[Orange] use orange

Source: Internet
Author: User

Http://blog.csdn.net/yiweis/article/category/1315006

Orange Data Format

In addition to C4.5 and other formats, data mining tool orange also has its own data format.

Native Data Format

Unlike C4.5, the native data format consists of multiple files, but a single file. This file ends with. tab.

The first line shows the name of the Data Attribute. The class name is separated by a tab.

The second row shows the data type. Continuous Data is represented by C, and discontinuous data is represented by D.

The third row provides additional information about the data. For example, it indicates that a column is a class, or ignore a column in the mining process and use I to represent it.

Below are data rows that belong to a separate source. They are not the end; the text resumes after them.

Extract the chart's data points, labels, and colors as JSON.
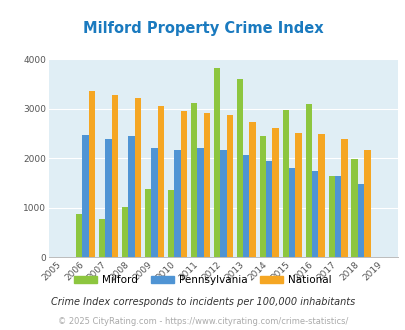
{
  "title": "Milford Property Crime Index",
  "years": [
    2005,
    2006,
    2007,
    2008,
    2009,
    2010,
    2011,
    2012,
    2013,
    2014,
    2015,
    2016,
    2017,
    2018,
    2019
  ],
  "milford": [
    0,
    870,
    775,
    1020,
    1380,
    1370,
    3120,
    3820,
    3600,
    2460,
    2980,
    3090,
    1640,
    1980,
    0
  ],
  "pennsylvania": [
    0,
    2480,
    2390,
    2460,
    2220,
    2170,
    2220,
    2160,
    2060,
    1950,
    1800,
    1740,
    1640,
    1490,
    0
  ],
  "national": [
    0,
    3360,
    3290,
    3230,
    3060,
    2960,
    2920,
    2880,
    2730,
    2610,
    2520,
    2490,
    2400,
    2170,
    0
  ],
  "milford_color": "#8dc63f",
  "pennsylvania_color": "#4f94d4",
  "national_color": "#f5a623",
  "bg_color": "#e0eef5",
  "ylim": [
    0,
    4000
  ],
  "yticks": [
    0,
    1000,
    2000,
    3000,
    4000
  ],
  "legend_labels": [
    "Milford",
    "Pennsylvania",
    "National"
  ],
  "footnote1": "Crime Index corresponds to incidents per 100,000 inhabitants",
  "footnote2": "© 2025 CityRating.com - https://www.cityrating.com/crime-statistics/",
  "title_color": "#1a7abf",
  "footnote1_color": "#333333",
  "footnote2_color": "#aaaaaa"
}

The following is a famous exampleTail flowerData:

Sepal length sepal width petal length petal width Iris
C d
Class
5.1 3.5 1.4 0.2 iris-setosa
4.9 3.0 1.4 0.2 iris-setosa
4.7 3.2 1.3 0.2 iris-setosa
4.6 3.1 1.5 0.2 iris-setosa
5.0 3.6 1.4 0.2 iris-setosa
5.4 3.9 1.7 0.4 iris-setosa
4.6 3.4 1.4 0.3 iris-setosa
5.0 3.4 1.5 0.2 iris-setosa
4.4 2.9 1.4 0.2 iris-setosa
4.9 3.1 1.5 0.1 iris-setosa
5.4 3.7 1.5 0.2 iris-setosa
4.8 3.4 1.6 0.2 iris-setosa
4.8 3.0 1.4 0.1 iris-setosa
4.3 3.0 1.1 0.1 iris-setosa
5.8 4.0 1.2 0.2 iris-setosa
5.7 4.4 1.5 0.4 iris-setosa
5.4 3.9 1.3 0.4 iris-setosa
5.1 3.5 1.4 0.3 iris-setosa
5.7 3.8 1.7 0.3 iris-setosa

......

For C4.5 data format, refer to here

Http://www.cs.washington.edu/dm/vfml/appendixes/c45.htm

 

Ii. Clustering

Import Orange # load data = Orange. data. table ("Iris") # hierarchical clustering. By default, the similarity between clusters is calculated on average in groups. Root = Orange. clustering. hierarchical. clustering (data) Labels = [STR (D. get_class () for D in dataworks outputs the generated image hclust-dendrogram.png orange. clustering. hierarchical. dendrogram_draw ("hclust-dendrogram.png", root, labels = labels)
Import Orange # load data Iris = Orange. data. table ('iris ') KNN = Orange. classification. KNN. knnlearner (IRIS, K = 10) For I in IRIS: # output the part of the prediction result that is different from the actual result if I. getclass ()! = KNN (I): print I. getclass (), KNN (I)

 

Iii. C4.5 decision tree

Install orange C4.5

  1. Download: http://www.rulequest.com/personal/c4.5r8.tar.gzand decompress
  2. Download ensemble. c buildc45.py to the SRC subfolder of the folder decompressed in the previous step.
  3. Run the buildc45.py File
import Orangeiris = Orange.data.Table("iris")tree = Orange.classification.tree.C45Learner(iris)print "\n\nC4.5 with default arguments"for i in iris[:5]:    print tree(i), i.getclass()

 

Contact Us

The content source of this page is from Internet, which doesn't represent Alibaba Cloud's opinion; products and services mentioned on that page don't have any relationship with Alibaba Cloud. If the content of the page makes you feel confusing, please write us an email, we will handle the problem within 5 days after receiving your email.

If you find any instances of plagiarism from the community, please send an email to: info-contact@alibabacloud.com and provide relevant evidence. A staff member will contact you within 5 working days.

A Free Trial That Lets You Build Big!

Start building with 50+ products and up to 12 months usage for Elastic Compute Service

  • Sales Support

    1 on 1 presale consultation

  • After-Sales Support

    24/7 Technical Support 6 Free Tickets per Quarter Faster Response

  • Alibaba Cloud offers highly flexible support services tailored to meet your exact needs.